Look at Me

By Douglas Rushkoff. Published in The New York Times Syndicate/Guardian of London on 1 March 2001

Do reality TV and webcams indicate the future of media? Shows like Survivor, its countless clones, and the thousands of voyeuristic web sites springing up online all point to an alarming trend: we have become more interested in watching real people than crafted entertainments like television drama and movies.

Given the quality of fictional drama these days, that’s no small wonder. Scripts for television shows are conceived and written by committee, usually in a week or less. Their stories are ripped from the headlines and translated into a three-act structure with little or no regard for their thematic power or contribution to cultural conversation. In a sense, they are just acted-out (and usually watered-down) versions of something happening in real life somewhere, anyway.

In possession of remote controls, camcorders, and other interactive devices, modern audiences are less likely to submit to the hackneyed and conventional plot structures of the commercial media machine. We channel surf the dial in search of anything authentic - even if it’s as mundane as the security camera at convenience store.

Sure, Homer, Shakespeare, and Chekhov offered us windows into the human soul with dramas as authentic, or more so, than our experience of life itself. But these playwrights spent their lives honing their crafts. As the word “playwright” suggests, their works were wrought, not just written. Authentic, compelling drama cannot be cooked up overnight – however much media conglomerates may require more fodder for their cable TV schedules.

As a result, a camcorder sitting in an office (or, better, a college dormitory) now seems to have more of a chance of catching an authentic human interchange than three Panavisions on a soundstage. And we, the viewing public, appear to have gleefully adapted to our new role as media voyeurs. We live to watch.

Or do we?

My friend, new media artist and entrepreneur Josh Harris, has been living in public for the past hundred days. The site he’s created, WeLiveinPublic.com, is an experiment in internet exhibitionism. He’s fitted his and girlfriend’s loft with 32 cameras and motion sensors that follow the couple as they engage in everything as mundane as reading the paper and as exciting as, well, you get the idea. 40,000 people have registered to watch the couple, and 5000 of them spend at least several hours a week on the site.

This foray into exhibitionism is really just the premiere of a new web concept. Harris will be working with another company to sell webcams with motion sensors, as well as internet access, to anyone else who might want to broadcast their own lives onto the web. So far, several thousand have signed up.

So, within a few months, there will be tens of thousands of people broadcasting every intimate detail of their lives to the world. Taking their cue from MTV’s show Real World, these amateur exhibitionists will most likely compete for our attention by engaging in the most outrageous acts they dare to.

While big media companies will no doubt hope to capitalize on this trend by offering to scan the net for the most engaging stream of home media (based on our personal profiles and collaborative filtering), I have a sneaking suspicion that such strategies will miss the underlying passion driving the webcam trend.
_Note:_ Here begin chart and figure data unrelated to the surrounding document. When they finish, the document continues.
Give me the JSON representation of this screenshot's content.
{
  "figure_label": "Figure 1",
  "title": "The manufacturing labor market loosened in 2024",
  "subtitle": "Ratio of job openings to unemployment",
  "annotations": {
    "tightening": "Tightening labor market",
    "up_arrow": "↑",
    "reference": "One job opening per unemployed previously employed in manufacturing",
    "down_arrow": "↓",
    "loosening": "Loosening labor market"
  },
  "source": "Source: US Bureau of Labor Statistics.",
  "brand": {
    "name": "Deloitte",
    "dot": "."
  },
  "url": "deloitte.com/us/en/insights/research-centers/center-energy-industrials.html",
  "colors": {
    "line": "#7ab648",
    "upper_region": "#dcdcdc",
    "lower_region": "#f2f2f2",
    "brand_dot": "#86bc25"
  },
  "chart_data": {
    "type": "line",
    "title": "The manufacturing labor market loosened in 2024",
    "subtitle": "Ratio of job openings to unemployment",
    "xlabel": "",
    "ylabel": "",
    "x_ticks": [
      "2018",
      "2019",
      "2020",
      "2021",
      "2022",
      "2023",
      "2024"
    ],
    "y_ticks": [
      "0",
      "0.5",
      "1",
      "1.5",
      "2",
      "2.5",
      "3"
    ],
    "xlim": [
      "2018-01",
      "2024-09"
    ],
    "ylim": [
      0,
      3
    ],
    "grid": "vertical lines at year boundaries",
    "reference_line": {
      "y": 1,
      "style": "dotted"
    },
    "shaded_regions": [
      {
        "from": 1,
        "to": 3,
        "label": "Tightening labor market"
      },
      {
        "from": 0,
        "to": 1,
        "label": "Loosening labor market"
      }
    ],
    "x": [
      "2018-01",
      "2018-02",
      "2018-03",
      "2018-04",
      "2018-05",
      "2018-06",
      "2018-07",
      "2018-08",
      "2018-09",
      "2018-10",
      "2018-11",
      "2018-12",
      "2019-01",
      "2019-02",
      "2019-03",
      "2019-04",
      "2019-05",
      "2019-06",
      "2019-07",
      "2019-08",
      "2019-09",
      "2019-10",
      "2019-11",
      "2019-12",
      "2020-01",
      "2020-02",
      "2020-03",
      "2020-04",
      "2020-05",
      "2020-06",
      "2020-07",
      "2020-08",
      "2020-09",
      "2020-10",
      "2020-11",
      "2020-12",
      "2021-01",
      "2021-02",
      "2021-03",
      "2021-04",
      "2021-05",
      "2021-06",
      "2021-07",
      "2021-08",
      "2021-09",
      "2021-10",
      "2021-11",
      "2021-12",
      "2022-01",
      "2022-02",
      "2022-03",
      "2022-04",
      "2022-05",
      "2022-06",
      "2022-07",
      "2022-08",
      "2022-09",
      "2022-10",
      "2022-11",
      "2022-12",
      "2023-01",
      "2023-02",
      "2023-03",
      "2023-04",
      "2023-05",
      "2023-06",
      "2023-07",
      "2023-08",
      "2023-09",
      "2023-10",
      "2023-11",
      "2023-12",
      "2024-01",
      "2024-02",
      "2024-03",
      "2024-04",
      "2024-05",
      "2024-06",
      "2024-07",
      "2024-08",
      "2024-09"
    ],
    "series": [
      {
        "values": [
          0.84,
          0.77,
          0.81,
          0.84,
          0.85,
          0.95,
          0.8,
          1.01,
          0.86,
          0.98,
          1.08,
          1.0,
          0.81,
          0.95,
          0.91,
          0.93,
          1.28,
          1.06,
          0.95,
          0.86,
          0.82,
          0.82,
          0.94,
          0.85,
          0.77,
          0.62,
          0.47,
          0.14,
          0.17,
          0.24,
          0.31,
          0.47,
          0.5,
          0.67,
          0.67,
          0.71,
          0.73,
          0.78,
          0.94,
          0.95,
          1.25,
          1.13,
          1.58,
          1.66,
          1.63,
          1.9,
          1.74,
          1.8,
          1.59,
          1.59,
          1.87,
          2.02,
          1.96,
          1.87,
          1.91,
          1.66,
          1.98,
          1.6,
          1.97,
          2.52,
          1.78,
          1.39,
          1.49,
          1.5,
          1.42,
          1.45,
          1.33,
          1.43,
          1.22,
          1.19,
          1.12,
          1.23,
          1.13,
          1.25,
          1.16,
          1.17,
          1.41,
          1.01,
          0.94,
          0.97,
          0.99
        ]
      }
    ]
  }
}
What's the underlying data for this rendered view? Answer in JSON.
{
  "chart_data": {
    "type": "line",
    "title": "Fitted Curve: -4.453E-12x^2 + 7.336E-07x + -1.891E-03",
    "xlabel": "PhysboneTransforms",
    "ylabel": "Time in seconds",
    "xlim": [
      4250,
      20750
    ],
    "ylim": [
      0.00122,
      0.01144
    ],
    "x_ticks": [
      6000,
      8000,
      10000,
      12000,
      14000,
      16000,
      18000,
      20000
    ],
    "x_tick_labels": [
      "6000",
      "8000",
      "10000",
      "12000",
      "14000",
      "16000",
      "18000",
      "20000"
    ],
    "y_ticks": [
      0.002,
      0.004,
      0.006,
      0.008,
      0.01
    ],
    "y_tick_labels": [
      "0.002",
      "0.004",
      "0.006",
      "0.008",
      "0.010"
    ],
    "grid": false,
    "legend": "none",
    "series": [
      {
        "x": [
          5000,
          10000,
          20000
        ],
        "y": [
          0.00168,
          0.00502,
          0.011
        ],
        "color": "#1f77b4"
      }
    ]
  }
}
It’s not about watching, it’s about showing.

As Harris readily admitted to me, “it’s sexy to be watched.” Of course it is. It means someone cares enough to pay attention to you. It turns your every action into a work of art. But there’s a difference between this quest for immortality and the work of poets past. An artist used to earn his place in our collective memory with his craft. A web exhibitionist earns attention by doing something in front of people that most people would normally do in private. It’s a willingness to reveal, not an ability to conceive or create.

Is this art? For Harris, it certainly is. He’s inventing the form. For the countless exhibitionists who follow in his footsteps, I’m not so sure. My guess is that a webcam-based entertainment network will simply accelerate the downward spiral of sensationalism we’ve been witnessing on our TV’s for the past couple of decades.

Maybe it will help us reach a nadir sooner, though. With proliferation comes ubiquity. We’ll get our fill of voyeurism and look for something more dimensional. Intentional art. And maybe a new wave of talented people from around the world will rise to create novel forms of expression, particularly suited for the webcam.

I’m glad the internet is about to be used, once again, for expression instead of passive consumption. But, for now anyway, I think I’ll just watch.